Why does total differential is sum of partial derivatives?

Question

Everywhere is definition of total differential I see the sum of partial derivatives multiplied by appropriate differentials, but there is nowhere clear explanation why it is.

Answer 1

The differential of a function $f:\mathbb R^m\to\mathbb R^n$ is a linear map that is the “best” approximation to the change of $f$ near some point $\mathbf p=(p^1,\dots,p^n)$, i.e., $f(\mathbf p+\mathbf h)=f(\mathbf p)+\operatorname{d}f_{\mathbf p}[\mathbf h]+o(\|\mathbf h\|)$. Restricting ourselves to a scalar-valued function $f:\mathbb R^n\to\mathbb R$, it’s fairly straightforward to show that ${\partial f\over\partial x_k}(\mathbf p)=\operatorname{d}f_{\mathbf p}[\mathbf e^k]$, where $\mathbf e^k$ is the basis vector corresponding to the $x^k$ coordinate. Since a linear map is determined by its action on the basis vectors, in this coordinate system we can write $\operatorname{d}f_{\mathbf v}$ as the row vector $\left({\partial f\over\partial x_1}(\mathbf p),\dots,{\partial f\over\partial x_n}(\mathbf p)\right)$ so that $\operatorname{d}f_{\mathbf p}[\mathbf h]$ becomes simple matrix multiplication (or, if you prefer, a dot product).
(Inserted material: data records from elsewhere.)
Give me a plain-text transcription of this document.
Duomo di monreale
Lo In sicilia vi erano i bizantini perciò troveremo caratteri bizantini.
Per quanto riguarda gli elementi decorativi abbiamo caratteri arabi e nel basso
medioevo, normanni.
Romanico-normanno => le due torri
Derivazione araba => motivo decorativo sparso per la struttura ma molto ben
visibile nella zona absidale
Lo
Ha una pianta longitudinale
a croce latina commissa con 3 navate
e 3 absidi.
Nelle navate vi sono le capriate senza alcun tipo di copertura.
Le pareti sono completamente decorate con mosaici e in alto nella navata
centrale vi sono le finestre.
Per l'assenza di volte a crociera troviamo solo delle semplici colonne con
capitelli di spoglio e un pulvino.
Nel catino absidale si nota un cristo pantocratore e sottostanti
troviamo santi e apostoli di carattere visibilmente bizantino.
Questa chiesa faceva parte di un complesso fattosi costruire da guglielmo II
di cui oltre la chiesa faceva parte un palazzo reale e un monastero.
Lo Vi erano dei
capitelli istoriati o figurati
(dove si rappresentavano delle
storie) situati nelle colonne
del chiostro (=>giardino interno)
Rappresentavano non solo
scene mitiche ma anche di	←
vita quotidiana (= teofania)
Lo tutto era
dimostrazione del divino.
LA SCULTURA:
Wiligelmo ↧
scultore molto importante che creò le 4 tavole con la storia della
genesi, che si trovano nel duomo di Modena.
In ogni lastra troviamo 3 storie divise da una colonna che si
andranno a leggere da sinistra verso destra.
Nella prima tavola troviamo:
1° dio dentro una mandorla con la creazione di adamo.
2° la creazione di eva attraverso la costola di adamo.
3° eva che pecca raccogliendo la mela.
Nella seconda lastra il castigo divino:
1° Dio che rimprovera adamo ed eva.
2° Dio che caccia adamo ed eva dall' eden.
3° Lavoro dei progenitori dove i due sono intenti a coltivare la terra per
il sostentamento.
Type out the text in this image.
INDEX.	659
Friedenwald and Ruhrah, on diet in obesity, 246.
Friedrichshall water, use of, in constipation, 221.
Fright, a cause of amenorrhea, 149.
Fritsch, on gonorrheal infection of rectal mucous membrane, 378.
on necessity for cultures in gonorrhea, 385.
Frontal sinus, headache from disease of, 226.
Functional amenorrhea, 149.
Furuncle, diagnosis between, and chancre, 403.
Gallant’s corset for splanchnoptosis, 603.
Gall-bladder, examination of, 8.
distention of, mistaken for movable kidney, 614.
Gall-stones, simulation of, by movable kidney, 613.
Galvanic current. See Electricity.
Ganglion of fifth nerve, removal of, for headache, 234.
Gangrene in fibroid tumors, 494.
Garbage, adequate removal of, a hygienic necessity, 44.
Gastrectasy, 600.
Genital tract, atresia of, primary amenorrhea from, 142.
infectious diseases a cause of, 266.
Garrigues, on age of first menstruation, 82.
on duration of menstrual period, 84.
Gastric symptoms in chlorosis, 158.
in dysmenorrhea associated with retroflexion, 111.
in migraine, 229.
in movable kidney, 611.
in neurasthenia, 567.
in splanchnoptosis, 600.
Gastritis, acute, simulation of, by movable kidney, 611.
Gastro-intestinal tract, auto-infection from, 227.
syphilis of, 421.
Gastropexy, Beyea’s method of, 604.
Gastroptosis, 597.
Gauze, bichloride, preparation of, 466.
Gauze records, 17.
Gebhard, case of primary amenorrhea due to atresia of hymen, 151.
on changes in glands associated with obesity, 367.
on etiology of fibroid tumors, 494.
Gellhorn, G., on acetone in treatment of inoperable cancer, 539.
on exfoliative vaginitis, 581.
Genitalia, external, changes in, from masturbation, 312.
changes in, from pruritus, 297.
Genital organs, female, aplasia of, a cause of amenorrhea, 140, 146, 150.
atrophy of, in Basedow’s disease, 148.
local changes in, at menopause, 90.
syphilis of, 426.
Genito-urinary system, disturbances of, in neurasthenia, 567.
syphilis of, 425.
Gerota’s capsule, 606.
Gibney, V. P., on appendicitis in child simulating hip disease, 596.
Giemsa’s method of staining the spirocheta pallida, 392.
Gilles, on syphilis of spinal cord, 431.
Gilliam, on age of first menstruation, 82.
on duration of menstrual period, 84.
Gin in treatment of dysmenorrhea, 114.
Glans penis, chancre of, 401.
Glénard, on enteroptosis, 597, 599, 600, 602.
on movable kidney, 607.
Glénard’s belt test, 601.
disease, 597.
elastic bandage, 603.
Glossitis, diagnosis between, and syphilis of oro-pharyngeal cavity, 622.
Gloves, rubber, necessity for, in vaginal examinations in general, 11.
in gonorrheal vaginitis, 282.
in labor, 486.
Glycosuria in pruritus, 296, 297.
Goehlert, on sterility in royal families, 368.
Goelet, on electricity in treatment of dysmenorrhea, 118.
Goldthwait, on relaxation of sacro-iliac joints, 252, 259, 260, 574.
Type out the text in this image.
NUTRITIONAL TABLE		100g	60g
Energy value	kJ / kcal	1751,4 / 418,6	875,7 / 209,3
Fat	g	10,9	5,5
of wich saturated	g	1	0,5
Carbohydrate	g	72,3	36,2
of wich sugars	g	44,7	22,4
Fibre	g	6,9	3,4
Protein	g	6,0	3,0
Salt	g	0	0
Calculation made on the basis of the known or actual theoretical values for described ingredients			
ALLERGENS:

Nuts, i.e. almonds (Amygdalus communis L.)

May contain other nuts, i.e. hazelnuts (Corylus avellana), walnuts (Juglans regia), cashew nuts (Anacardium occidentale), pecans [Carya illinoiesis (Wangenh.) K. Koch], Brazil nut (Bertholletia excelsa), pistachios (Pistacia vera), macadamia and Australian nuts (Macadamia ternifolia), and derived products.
Now, the differential $dx^i$ of the affine coordinate function $x^i$ is just a function that assigns to a point $\mathbf p$ its $i$th coordinate. Using the above matrix formulation, this means that $dx^1=(1,0,\dots,0)$, $dx^2=(0,1,0,\dots,0)$, and so on. So we can write $\operatorname{d}f_{\mathbf p}$ as $${\partial f\over\partial x_1}(\mathbf p)(1,0,\dots,0)+\cdots+{\partial f\over\partial x_n}(\mathbf p)(0,0,\dots,1)$$ or $${\partial f\over\partial x_1}dx^1+\cdots+{\partial f\over\partial x_n}dx^n$$ (with the partial derivatives evaluated at $\mathbf p$).

It might help to look at this geometrically. For a scalar-valued function $f$, this linear approximation amounts to approximating the $n$-dimensional hypersurface (in $\mathbb R^{n+1}$) $y=f(\mathbf x)$ at the point $\mathbf p$ by its tangent hypersurface at that point. Just as the derivative of $f$ gives the slope of the tangent line to the curve $y=f(x)$ in the one-dimensional case $f:\mathbb R\to\mathbb R$, in the multidimensional case each partial derivative ${\partial f\over\partial x_i}$ gives the slope of the tangent hypersurface in the $x^i$ direction. The equation of the tangent hypersurface at $\mathbf p$ is thus $$y={\partial f\over\partial x_1}(x^1-p^1)+\cdots+{\partial f\over\partial x_n}(x^n-p^n)=\left({\partial f\over\partial x_1},\cdots,{\partial f\over\partial x_n}\right)(\mathbf x-\mathbf p),$$ with the partial derivatives evaluated at $\mathbf p$. Comparing this to the definition of $\operatorname{d}f_{\mathbf p}$ at the top, we again find that it can be represented as a row vector of partial derivatives, and proceed as before.